Clearly, the content is rich enough without having to resort to sensationalism or to entertaining visitors with stories of great escapes, celebrity prisoners, and violent rebellions. We will, of course, include these stories when they help inform the larger issues surrounding why we have prisons and how can we make them better.

We have a dedicated and generous board that represents a variety of perspectives: incarcerated individuals and their families; correctional officers and administrators; and victims of crime. In addition to the traditional role of fundraising, committee work and setting policies, the board is determining the location of the museum’s permanent home.
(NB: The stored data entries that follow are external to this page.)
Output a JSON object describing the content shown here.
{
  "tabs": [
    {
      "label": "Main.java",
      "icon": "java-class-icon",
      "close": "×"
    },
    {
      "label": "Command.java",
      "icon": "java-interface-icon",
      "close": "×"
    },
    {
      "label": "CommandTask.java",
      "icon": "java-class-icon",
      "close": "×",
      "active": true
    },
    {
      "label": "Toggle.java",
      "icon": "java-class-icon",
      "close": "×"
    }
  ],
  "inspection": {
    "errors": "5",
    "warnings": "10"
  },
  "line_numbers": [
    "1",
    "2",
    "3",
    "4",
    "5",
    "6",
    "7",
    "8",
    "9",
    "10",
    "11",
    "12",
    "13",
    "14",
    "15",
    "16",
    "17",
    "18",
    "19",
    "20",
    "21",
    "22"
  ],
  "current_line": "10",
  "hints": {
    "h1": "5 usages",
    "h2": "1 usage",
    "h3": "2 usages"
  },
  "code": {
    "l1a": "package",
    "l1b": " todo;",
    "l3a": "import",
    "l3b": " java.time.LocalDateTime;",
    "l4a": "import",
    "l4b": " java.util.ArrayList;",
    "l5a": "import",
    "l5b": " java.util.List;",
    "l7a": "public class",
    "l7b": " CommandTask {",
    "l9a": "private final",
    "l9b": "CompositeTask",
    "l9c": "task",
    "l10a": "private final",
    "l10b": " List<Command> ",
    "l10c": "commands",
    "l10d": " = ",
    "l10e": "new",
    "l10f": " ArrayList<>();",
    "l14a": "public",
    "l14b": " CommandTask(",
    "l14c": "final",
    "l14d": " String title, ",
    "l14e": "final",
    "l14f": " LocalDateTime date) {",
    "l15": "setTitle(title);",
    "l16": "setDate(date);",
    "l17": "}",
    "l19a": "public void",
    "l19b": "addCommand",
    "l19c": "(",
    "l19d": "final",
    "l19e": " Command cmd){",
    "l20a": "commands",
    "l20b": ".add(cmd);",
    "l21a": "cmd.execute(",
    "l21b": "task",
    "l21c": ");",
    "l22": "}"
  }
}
Until this year, we planned to reuse the prison’s former Powerhouse for both a Preview Center and long-term site for exhibitions and programs. However, the cost and timetable for securing this site forced us to look at other options, a process that is still underway as of this summer.

Our staff consists of three part-time museum professionals, a social media assistant, and two formerly incarcerated individuals who work as museum associates. They are conducting oral history interviews with formerly incarcerated men and women, including the question “What did you bring home?” about artifacts they kept—books, journals, personal items—as they re-entered society. Connecting with people who can share the lived experience of prison is perhaps the greatest opportunity we have in fulfilling the museum’s mission.  We are building a network of people and organizations that will shape collections, interpretive programming, and partnerships. These relationships will be especially important in telling the story of racialized mass incarceration from 1970 to the present. This is a story that should be written by those most impacted by the justice system. The real measure of our success will be the extent to which we truly engage them in planning, designing, building, and managing the Sing Sing Prison Museum. If we open the door for genuine participation in making the museum, they will also be the audience of the future.